In seinen bisherigen drei Jahren im Amt hat Bukele, der sein Land wie ein Unternehmen führt und sich gerne als „CEO“bezeichnet, El Salvador politisch gleichgeschaltet und wirtschaftlich völlig umgekrempelt. Die Presse wird unterdrückt, viele Richter, Staatsanwälte und Menschenrechtsaktivisten sind nach Drohungen und Verfolgungen im Exil. Das Parlament ist entmachtet, die Justiz auf Linie. Am liebsten regiert Bukele per Dekret und über sein Hauptkommunikationsmittel Twitter. Die politische
Opposition hat keine einigermaßen bekannte Figur, die sich dem autoritären Regenten entgegenstellen könnte. Zugleich aber – und das ist für ihn entscheidend – finden er und seine Arbeit bei acht von zehn Salvadorianern Zuspruch.

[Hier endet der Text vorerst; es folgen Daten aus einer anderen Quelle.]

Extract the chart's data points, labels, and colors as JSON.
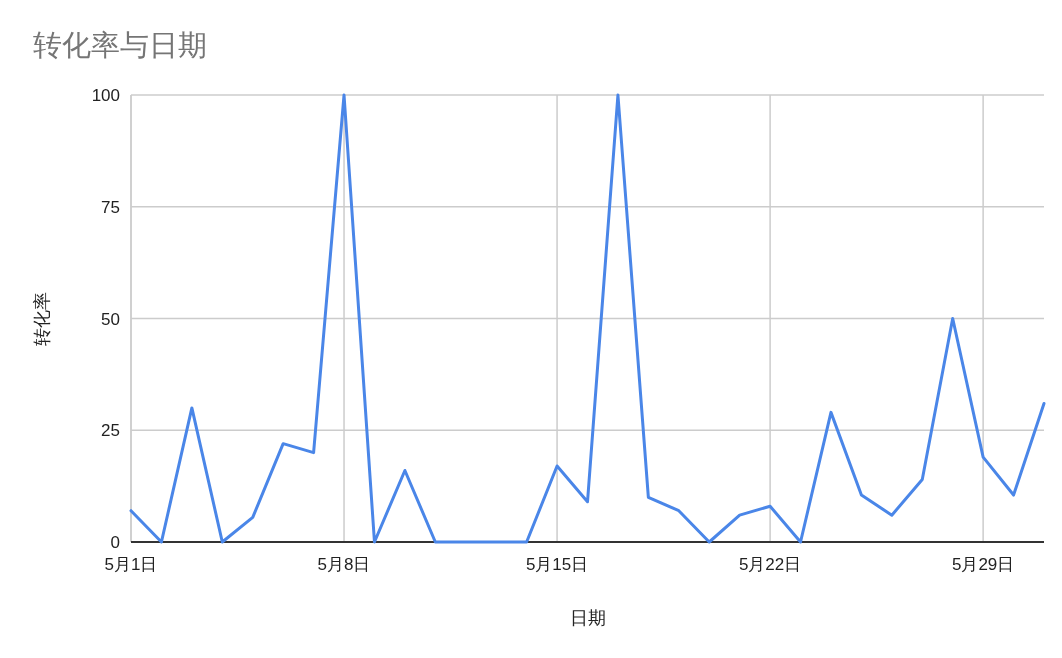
{
  "chart_data": {
    "type": "line",
    "title": "转化率与日期",
    "xlabel": "日期",
    "ylabel": "转化率",
    "x": [
      "--05-01",
      "--05-02",
      "--05-03",
      "--05-04",
      "--05-05",
      "--05-06",
      "--05-07",
      "--05-08",
      "--05-09",
      "--05-10",
      "--05-11",
      "--05-12",
      "--05-13",
      "--05-14",
      "--05-15",
      "--05-16",
      "--05-17",
      "--05-18",
      "--05-19",
      "--05-20",
      "--05-21",
      "--05-22",
      "--05-23",
      "--05-24",
      "--05-25",
      "--05-26",
      "--05-27",
      "--05-28",
      "--05-29",
      "--05-30",
      "--05-31"
    ],
    "series": [
      {
        "color": "#4a86e8",
        "values": [
          7,
          0,
          30,
          0,
          5.5,
          22,
          20,
          100,
          0,
          16,
          0,
          0,
          0,
          0,
          17,
          9,
          100,
          10,
          7,
          0,
          6,
          8,
          0,
          29,
          10.5,
          6,
          14,
          50,
          19,
          10.5,
          31
        ]
      }
    ],
    "xlim": [
      "--05-01",
      "--05-31"
    ],
    "xticks": [
      {
        "value": "--05-01",
        "label": "5月1日"
      },
      {
        "value": "--05-08",
        "label": "5月8日"
      },
      {
        "value": "--05-15",
        "label": "5月15日"
      },
      {
        "value": "--05-22",
        "label": "5月22日"
      },
      {
        "value": "--05-29",
        "label": "5月29日"
      }
    ],
    "ylim": [
      0,
      100
    ],
    "yticks": [
      0,
      25,
      50,
      75,
      100
    ],
    "grid": true
  }
}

Bitcoin-Experiment gescheitert
Mit der Staatswährung Bitcoin nimmt Bukele ein ganzes Land und seine Bevölkerung für ein riskantes Finanzprojekt als Geisel, das am Ende zur Staatspleite führen könnte. Ein Jahr nach der Einführung des Münz-Monopolys ist die Bilanz ernüchternd. Weder sind die versprochenen Investitionen gekommen, noch mehr Wohlstand. Dabei sollte die Kryptowährung helfen, die Ungleichheit zu bekämpfen.
Nichts davon sei eingetreten, kritisiert Ricardo Castaneda vom ICEFI (Zentralamerikanisches Institut für fiskalische Studien). „Der Bitcoin ist nicht die Ursache für die finanziellen Probleme des Landes, aber er ist ein entscheidender Teil davon“, sagt der Finanzexperte.
Erst kürzlich hatten die Ratingagenturen Moody's und Fitch die Kreditwürdigkeit El Salvadors herabgestuft, nachdem die Anleihen nach dem Zusammenbruch des Kryptowährungsmarktes mit einem starken Abschlag gehandelt wurden. Unterdessen kündigte die Regierung an, Anleihen im Wert von 360 Milliarden Dollar mit Fälligkeit in den Jahren 2023 und 2025 zurückzukaufen, um ihre Wirtschaft zu retten. Die Ratingagentur Fitch hält dennoch einen Zahlungsausfall im kommenden Jahr für möglich.